Die Kunstgeschichte benötigt als Geisteswissenschaft in besonderem
Maße die Bibliotheken. Sie sind es, die den Kunsthistoriker durch den
Einsatz von EDV bei seiner Arbeit bereits heute maßgeblich
unterstützen (Rüdiger Hoyer). Als ein wichtiges bibliographisches
Hilfsmittel wird die neue Fachverbunddatenbank für Kunstgeschichte
vorgestellt, die vom KHI (Florenz), vom Zentralinstitut für
Kunstgeschichte (München) sowie von der Bibliotheca Hertziana (Rom)
gespeist und bald über das Internet zugänglich sein wird.[1] Alle drei
Institute erschließen ihren jeweiligen Sammelschwerpunkten gemäß auch
unselbständige Literatur, was für die Wissenschaft von größter
Bedeutung ist, spiegelt sich die aktuelle kunsthistorische Forschung
heutzutage doch vornehmlich in Aufsätzen wieder.
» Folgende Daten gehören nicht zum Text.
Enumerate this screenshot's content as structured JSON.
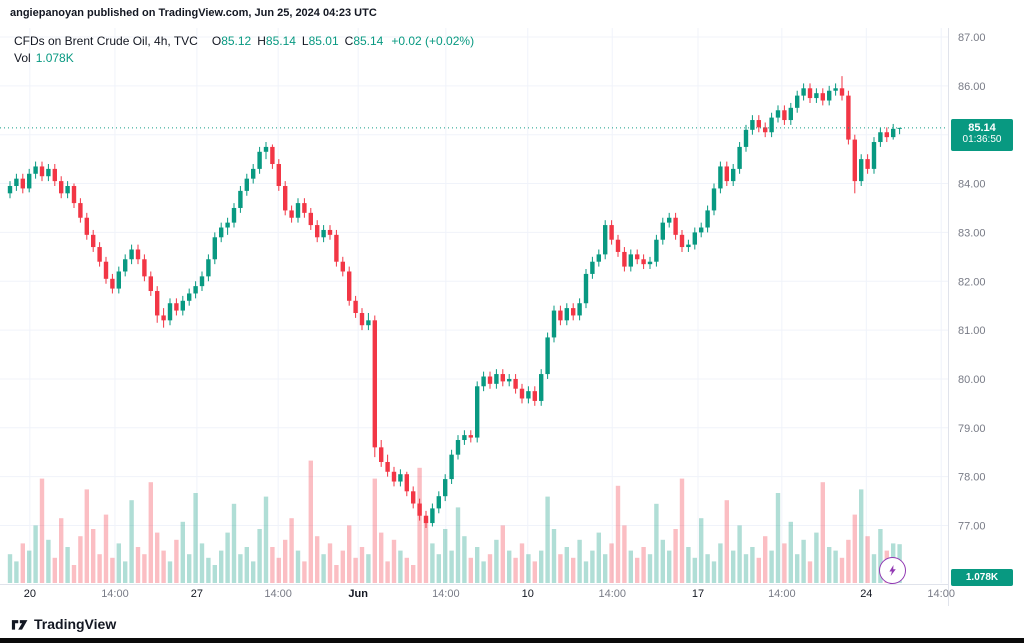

Da diese Einrichtungen gemeinsam mit den drei großen
Museumsbibliotheken in Nürnberg, Köln und Berlin ein
Schwerpunktprogramm der DFG bilden, ist es zu bedauern, daß sich keine
"große Lösung" in Form einer von allen Projektteilnehmern gemeinsam
aufgebauten Datenbank zur Zeit durchsetzen ließ, zumal auch die
gleichfalls von der DFG finanzierten Sondersammelgebietsbibliotheken
für Kunstgeschichte in Dresden und Heidelberg nicht am Fachverbund
partizipieren. Zu unterschiedlich sind offenbar die Interessen. Eine
kleine Lösung und ein Anfang sind aber allemal besser als keine
Lösung.
In welchen Bereichen die EDV in den drei klassischen Arbeitsfeldern
unseres Fachs Lehre und Forschung, Denkmalpflege, Museen Einzug hielt,
veranschaulichen zahlreiche Beiträge.
Katharina und Robert Erber berichten über Einsatzmöglichkeiten
multimedialer Präsentation, die zur Veranschaulichung von Kunstwerken
im Hörsaal hilfreich sein kann. Allen 3-D-Modellen zum Trotz wird der
Lokaltermin für den Kunsthistoriker weiterhin unverzichtbar sein. Die
ganz besondere Aura eines Kunstwerkes läßt sich nicht auf eine
Aluminiumschicht bannen. Ob sich der hier ausgesprochene Vorschlag
eines freien Datentauschs digitalisierten Bildmaterials zwischen
kunstwissenschaftlichen Instituten umsetzen läßt, erscheint ob der
mangelnden technischen Ausstattung zahlreicher Einrichtungen und der
rechtlichen Beschränkungen, die das Urheberrecht vorsieht,
zweifelhaft.
Harald Krämer beschäftigt sich mit dem Einsatz von Text- und
Bilddatenbanken und unterstreicht die Wichtigkeit der Strukturanalyse.
Sie sollte dem Einkauf von Hard- und Software vorausgehen, um einen
verantwortungsbewußten Umgang mit öffentlichen Mitteln zu
gewährleisten. Einzelne Positionen eines Pflichtenhefts wie
Istanalyse, Sollkonzept, Datenfeldkatalog, Leistungsverzeichnis und
Bewertungskontrolle werden vorgestellt. Auch wird auf die finanziell
angespannte Situation der kunsthistorischen Institute und Seminare
verwiesen, die im Universitätsensemble nur eine Nebenrolle spielen.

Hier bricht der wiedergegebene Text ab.